Stefan Spanier, an associate professor in the University of Tennessee Department of Physics, is a member of the Large Hadron Collider (LHC) team that is working on finding the elusive God Particle.

The LHC—the largest and highest-energy particle accelerator in the world—smashes protons just shy of the speed of light to recreate conditions in the universe a fraction of a second after the Big Bang. Physicists hope the experiments carried out with the LHC will help answer fundamental questions such as the dimensionality of the universe, the makeup of dark matter, and the existence of the Higgs boson.

The LHC is configured in an enormous ring, 17 miles in circumference, with experiments built along its powerful beamline. One of those is the Compact Muon Solenoid, a large, general-purpose particle physics detector where Spanier, a member of the Compact Muon Solenoid Collaboration, is working on the development of diamond pixel detectors. (Pixel detectors are sensitive devices that can track the patterns of charged particles.)

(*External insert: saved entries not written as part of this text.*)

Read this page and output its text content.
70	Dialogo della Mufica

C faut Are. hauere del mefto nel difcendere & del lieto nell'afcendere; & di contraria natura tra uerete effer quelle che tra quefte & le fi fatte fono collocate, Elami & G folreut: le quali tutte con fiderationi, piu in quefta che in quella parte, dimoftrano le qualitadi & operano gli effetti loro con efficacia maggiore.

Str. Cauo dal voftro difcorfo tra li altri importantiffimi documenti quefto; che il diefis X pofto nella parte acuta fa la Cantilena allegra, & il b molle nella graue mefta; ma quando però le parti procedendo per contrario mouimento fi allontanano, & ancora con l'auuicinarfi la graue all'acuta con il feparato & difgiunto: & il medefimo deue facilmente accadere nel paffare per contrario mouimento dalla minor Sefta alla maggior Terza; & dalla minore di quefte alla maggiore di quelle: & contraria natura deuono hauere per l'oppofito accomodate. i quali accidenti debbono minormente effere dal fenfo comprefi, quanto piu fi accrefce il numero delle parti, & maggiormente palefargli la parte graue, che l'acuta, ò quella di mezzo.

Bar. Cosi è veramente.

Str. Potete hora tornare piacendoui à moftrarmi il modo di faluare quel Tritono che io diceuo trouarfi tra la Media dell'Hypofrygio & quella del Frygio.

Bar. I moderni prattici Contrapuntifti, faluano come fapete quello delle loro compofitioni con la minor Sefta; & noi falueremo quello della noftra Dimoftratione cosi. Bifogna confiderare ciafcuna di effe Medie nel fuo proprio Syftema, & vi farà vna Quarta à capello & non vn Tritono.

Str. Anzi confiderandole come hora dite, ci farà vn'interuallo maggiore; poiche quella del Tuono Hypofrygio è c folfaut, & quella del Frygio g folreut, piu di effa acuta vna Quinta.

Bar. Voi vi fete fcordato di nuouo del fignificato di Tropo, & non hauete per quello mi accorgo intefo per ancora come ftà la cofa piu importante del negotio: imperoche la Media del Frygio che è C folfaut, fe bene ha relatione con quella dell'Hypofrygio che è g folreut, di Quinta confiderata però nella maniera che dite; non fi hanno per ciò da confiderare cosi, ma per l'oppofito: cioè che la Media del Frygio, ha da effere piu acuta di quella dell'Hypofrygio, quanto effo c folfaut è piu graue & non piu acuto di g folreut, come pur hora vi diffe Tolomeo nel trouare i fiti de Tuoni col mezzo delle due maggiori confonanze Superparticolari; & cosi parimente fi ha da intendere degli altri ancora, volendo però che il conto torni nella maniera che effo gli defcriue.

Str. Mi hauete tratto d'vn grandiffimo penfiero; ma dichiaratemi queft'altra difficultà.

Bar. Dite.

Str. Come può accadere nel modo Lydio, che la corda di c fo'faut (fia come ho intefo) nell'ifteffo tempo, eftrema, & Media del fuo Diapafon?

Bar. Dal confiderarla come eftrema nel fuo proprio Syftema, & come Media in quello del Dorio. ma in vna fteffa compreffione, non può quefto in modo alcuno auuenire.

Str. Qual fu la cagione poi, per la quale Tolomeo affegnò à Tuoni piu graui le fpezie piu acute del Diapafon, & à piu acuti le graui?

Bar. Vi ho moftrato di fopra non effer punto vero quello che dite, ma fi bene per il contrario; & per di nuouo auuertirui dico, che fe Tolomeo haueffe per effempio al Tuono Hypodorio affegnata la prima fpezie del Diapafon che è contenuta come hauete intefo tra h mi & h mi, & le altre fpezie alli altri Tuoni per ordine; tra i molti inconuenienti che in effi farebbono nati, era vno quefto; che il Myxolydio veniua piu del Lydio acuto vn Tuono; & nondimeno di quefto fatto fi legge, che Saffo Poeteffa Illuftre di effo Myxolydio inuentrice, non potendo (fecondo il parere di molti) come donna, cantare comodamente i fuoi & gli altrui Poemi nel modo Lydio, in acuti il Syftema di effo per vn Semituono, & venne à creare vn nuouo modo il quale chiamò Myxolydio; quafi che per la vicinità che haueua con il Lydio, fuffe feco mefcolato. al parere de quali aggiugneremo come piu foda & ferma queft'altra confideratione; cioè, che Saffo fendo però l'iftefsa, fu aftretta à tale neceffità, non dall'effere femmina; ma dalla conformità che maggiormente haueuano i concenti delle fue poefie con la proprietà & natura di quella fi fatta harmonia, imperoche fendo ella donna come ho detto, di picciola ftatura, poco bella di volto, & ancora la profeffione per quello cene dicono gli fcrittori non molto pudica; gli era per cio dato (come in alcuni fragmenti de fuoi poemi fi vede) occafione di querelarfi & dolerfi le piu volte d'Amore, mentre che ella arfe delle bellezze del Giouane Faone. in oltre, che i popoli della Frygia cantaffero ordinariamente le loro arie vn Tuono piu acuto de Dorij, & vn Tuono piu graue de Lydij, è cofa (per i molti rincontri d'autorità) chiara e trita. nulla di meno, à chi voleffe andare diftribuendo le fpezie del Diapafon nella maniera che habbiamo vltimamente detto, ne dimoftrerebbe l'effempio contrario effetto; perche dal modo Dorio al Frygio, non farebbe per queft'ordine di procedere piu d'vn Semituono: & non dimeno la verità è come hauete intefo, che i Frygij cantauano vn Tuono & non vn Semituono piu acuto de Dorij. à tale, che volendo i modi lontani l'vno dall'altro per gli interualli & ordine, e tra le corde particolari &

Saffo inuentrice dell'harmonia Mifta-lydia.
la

Last September, the Compact Muon Solenoid Collaboration announced that some of the particles produced by proton collisions were related in a way not seen before. The group is collecting more data to analyze these findings, which show the LHC’s potential to uncover the properties of fundamental particles.

Spanier earned a Ph.D. at Johannes Gutenberg University in Mainz, Germany. He joined the physics faculty at UTK in 2002. He has authored or co-authored over 500 publications.